Quels sont les avantages du freebanking? C’est le taux minimal d’intérêt pour les usagers. C’est l’impossibilité pour l’État de s’endetter au delà de ses prévisions de gain.

Les économistes et les financiers ont raison de se pencher sur la question des moins mauvaises mesures qu’un gouvernement pourrait prendre dans la crise monétaire actuelle. Certes, c’est le propos de l’auteur de l’article. Mais ce n’est pas mon propos. Il me semble utile d’expliquer comment et pourquoi le freebanking, même limité, est, aujourd’hui, une solution alternative à envisager sérieusement pour sortir de la crise monétaire.

réfutation du système de Banque Centrale

Un argument en faveur du système de banque centrale est : « La centralisation des réserves se justifie économiquement dans tout système bancaire ». Au 19e siècle, cet argument avait, en effet, été avancé comme un avantage du système de Banque Centrale. En d’autres termes, certains économistes pensaient que la mutualisation des réserves d’or était une bonne idée pour résoudre la question du bank run.

Une banque envisage toujours le « bank run », la ruée bancaire.
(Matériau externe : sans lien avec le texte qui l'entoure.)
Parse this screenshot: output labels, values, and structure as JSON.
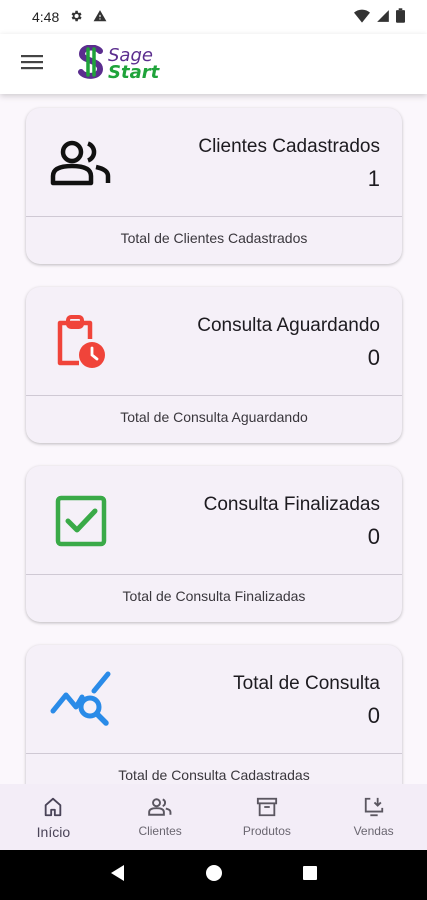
{
  "status_bar": {
    "time": "4:48"
  },
  "app_bar": {
    "logo_top": "Sage",
    "logo_bottom": "Start"
  },
  "cards": [
    {
      "title": "Clientes Cadastrados",
      "value": "1",
      "footer": "Total de Clientes Cadastrados",
      "icon": "people-icon",
      "color": "#111111"
    },
    {
      "title": "Consulta Aguardando",
      "value": "0",
      "footer": "Total de Consulta Aguardando",
      "icon": "clipboard-clock-icon",
      "color": "#f0443a"
    },
    {
      "title": "Consulta Finalizadas",
      "value": "0",
      "footer": "Total de Consulta Finalizadas",
      "icon": "checkbox-icon",
      "color": "#3aaa48"
    },
    {
      "title": "Total de Consulta",
      "value": "0",
      "footer": "Total de Consulta Cadastradas",
      "icon": "chart-search-icon",
      "color": "#2a8be8"
    }
  ],
  "bottom_nav": [
    {
      "label": "Início",
      "icon": "home-icon",
      "active": true
    },
    {
      "label": "Clientes",
      "icon": "people-icon",
      "active": false
    },
    {
      "label": "Produtos",
      "icon": "archive-box-icon",
      "active": false
    },
    {
      "label": "Vendas",
      "icon": "download-monitor-icon",
      "active": false
    }
  ]
}
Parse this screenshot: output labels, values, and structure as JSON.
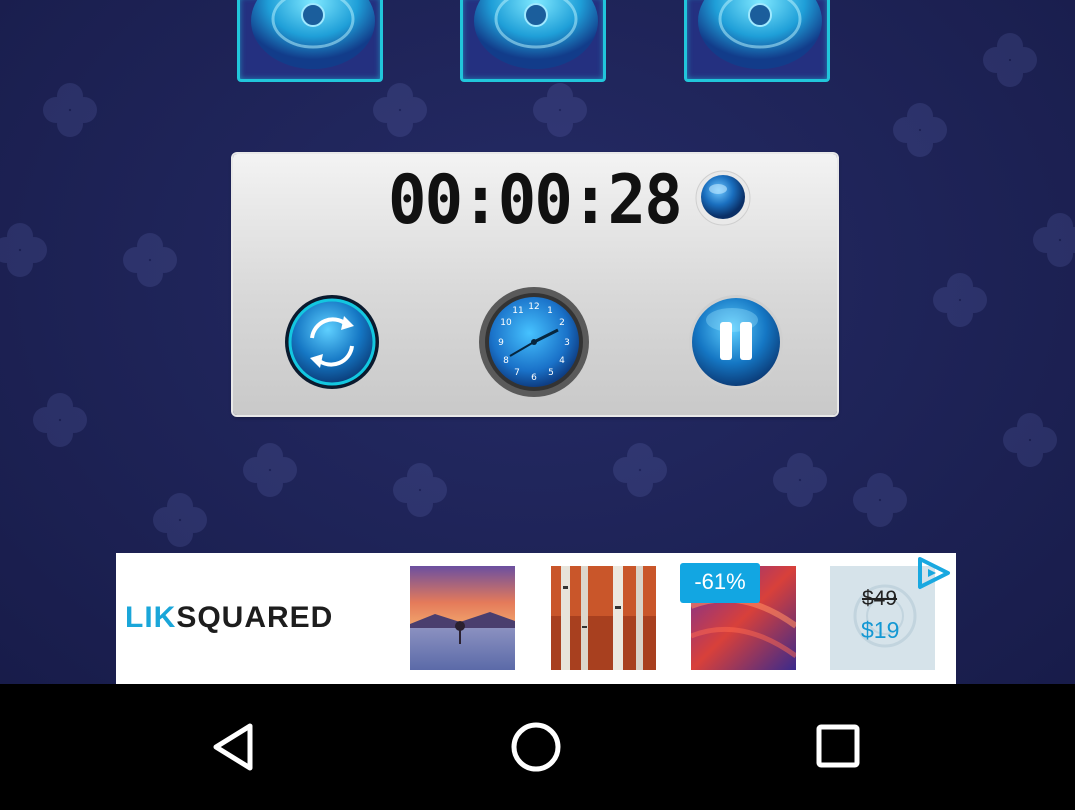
{
  "fans": [
    {
      "label": "fan-1"
    },
    {
      "label": "fan-2"
    },
    {
      "label": "fan-3"
    }
  ],
  "timer": {
    "display": "00:00:28"
  },
  "controls": {
    "reset": "reset-icon",
    "clock": "clock-icon",
    "pause": "pause-icon"
  },
  "ad": {
    "logo_part1": "LIK",
    "logo_part2": "SQUARED",
    "discount": "-61%",
    "price_old": "$49",
    "price_new": "$19",
    "accent_color": "#12a6e2"
  },
  "colors": {
    "background": "#1f2457",
    "tile_border": "#21c6db",
    "panel": "#d8d8d8"
  }
}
C’est à dire un afflux soudain de possesseurs d’unités de monnaie réclamant, en même temps, la compensation prévue dans le contrat d’émission monétaire. Prenons l’exemple de l’or. Une banque émet plus de monnaie qu’elle ne possède d’or. En cas de « ruée bancaire », elle ne pourra pas verser à tous, et immédiatement, l’or promis. Soit la banque attend que les emprunteurs remboursent, cas prévu dans le contrat d’émission monétaire. Soit elle emprunte de l’or auprès d’une autre banque. Ou encore, la banque vend, à d’autres banques, des créances sur ses emprunteurs, vend des « IOU » et obtient alors de l’or en échange.
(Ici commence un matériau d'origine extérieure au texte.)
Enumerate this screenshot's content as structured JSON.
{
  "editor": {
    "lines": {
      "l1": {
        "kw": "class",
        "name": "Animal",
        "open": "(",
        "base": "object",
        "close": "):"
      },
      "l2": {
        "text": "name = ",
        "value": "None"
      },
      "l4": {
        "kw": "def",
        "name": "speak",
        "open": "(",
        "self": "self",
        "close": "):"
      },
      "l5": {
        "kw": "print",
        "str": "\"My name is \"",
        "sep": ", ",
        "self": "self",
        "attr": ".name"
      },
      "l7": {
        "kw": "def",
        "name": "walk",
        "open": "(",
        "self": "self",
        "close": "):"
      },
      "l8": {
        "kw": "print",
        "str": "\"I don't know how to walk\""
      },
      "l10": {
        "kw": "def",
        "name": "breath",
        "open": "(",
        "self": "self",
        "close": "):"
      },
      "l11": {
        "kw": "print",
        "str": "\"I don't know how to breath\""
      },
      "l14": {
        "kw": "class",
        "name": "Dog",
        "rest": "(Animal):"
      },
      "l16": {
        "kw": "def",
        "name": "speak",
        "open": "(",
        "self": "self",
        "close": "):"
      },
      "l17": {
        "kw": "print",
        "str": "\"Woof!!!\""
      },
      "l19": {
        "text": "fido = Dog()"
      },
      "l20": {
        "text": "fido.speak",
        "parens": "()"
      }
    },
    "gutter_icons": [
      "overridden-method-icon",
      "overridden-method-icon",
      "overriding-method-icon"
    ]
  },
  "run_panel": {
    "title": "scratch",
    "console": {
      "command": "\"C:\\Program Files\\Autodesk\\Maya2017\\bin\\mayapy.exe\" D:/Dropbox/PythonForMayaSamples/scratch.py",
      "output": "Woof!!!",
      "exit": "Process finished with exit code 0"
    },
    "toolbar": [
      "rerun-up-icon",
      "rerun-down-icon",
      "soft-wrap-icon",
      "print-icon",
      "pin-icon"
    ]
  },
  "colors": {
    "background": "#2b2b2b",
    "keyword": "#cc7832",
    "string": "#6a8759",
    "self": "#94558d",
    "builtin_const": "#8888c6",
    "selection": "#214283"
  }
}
Dans le cas d’un « bank run » sur telle banque, un système de banque centrale dispose de la totalité de l’or des banques. Cette banque subissant ce « bank run » pourra donc verser plus d’or aux détenteurs de billets ou d’unités de monnaie grâce au concours automatique de la banque centrale. Il s’ensuivrait une plus grande fiabilité de chacune des banques.

Ce raisonnement est erroné. Il ne s’ensuit pas une plus grande fiabilité de la monnaie et des banques. En effet, la condition de cette intervention automatique de la banque centrale est que la valeur des reconnaissances de dettes de la banque secourue soit suffisante. En d’autres termes, il faut que la valeur des actifs de cette banque secourue soit suffisante. La réfutation du système de banque centrale est que la banque centrale ne peut pas savoir la valeur des actifs d’une banque. Sauf cas particulièrement évidents.

Ainsi la banque centrale fournira de la liquidité aux banques avec une condition qui ne sera jamais rationnelle. Cette condition d’intervention de la banque centrale ne sera pas de savoir si la banque serait, oui ou non, structurellement en perte. En effet, il est évidement impossible, sauf à la banque prêteuse elle-même, de connaitre la valeur et la fiabilité des actifs possédés par la banque.

C’est la seule et unique faille conceptuelle d’un système de banque centrale. C’est la fonction de « prêteur en dernier ressort ». Chaque jour la banque centrale propose à chaque banque de lui fournir des liquidités, alors qu’elle ignore la vraie valeur des actifs que cette banque propose en garantie. Le système de banque centrale dysfonctionne lorsque la valeur des actifs de la banque secourue est insuffisant. Ce fut le cas lors de la crise des subprimes de 2008. La valeur de certaines reconnaissances de dettes avait été surestimée. C’est aussi le cas lorsque la valeur des reconnaissances de dettes sur un État s’effondre.

Ce dysfonctionnement du système de banque centrale se traduit par l’inflation. C’est à dire que la valeur de la masse monétaire émise devient supérieure à la masse des reconnaissances de dettes sur les emprunteurs. En d’autres termes, la valeur des actifs détenus par les banques est inférieur à la valeur de la monnaie émise. Il s’en suivra nécessairement soit une spoliation des créanciers des banques, soit une inflation visant à spolier les utilisateurs de monnaie.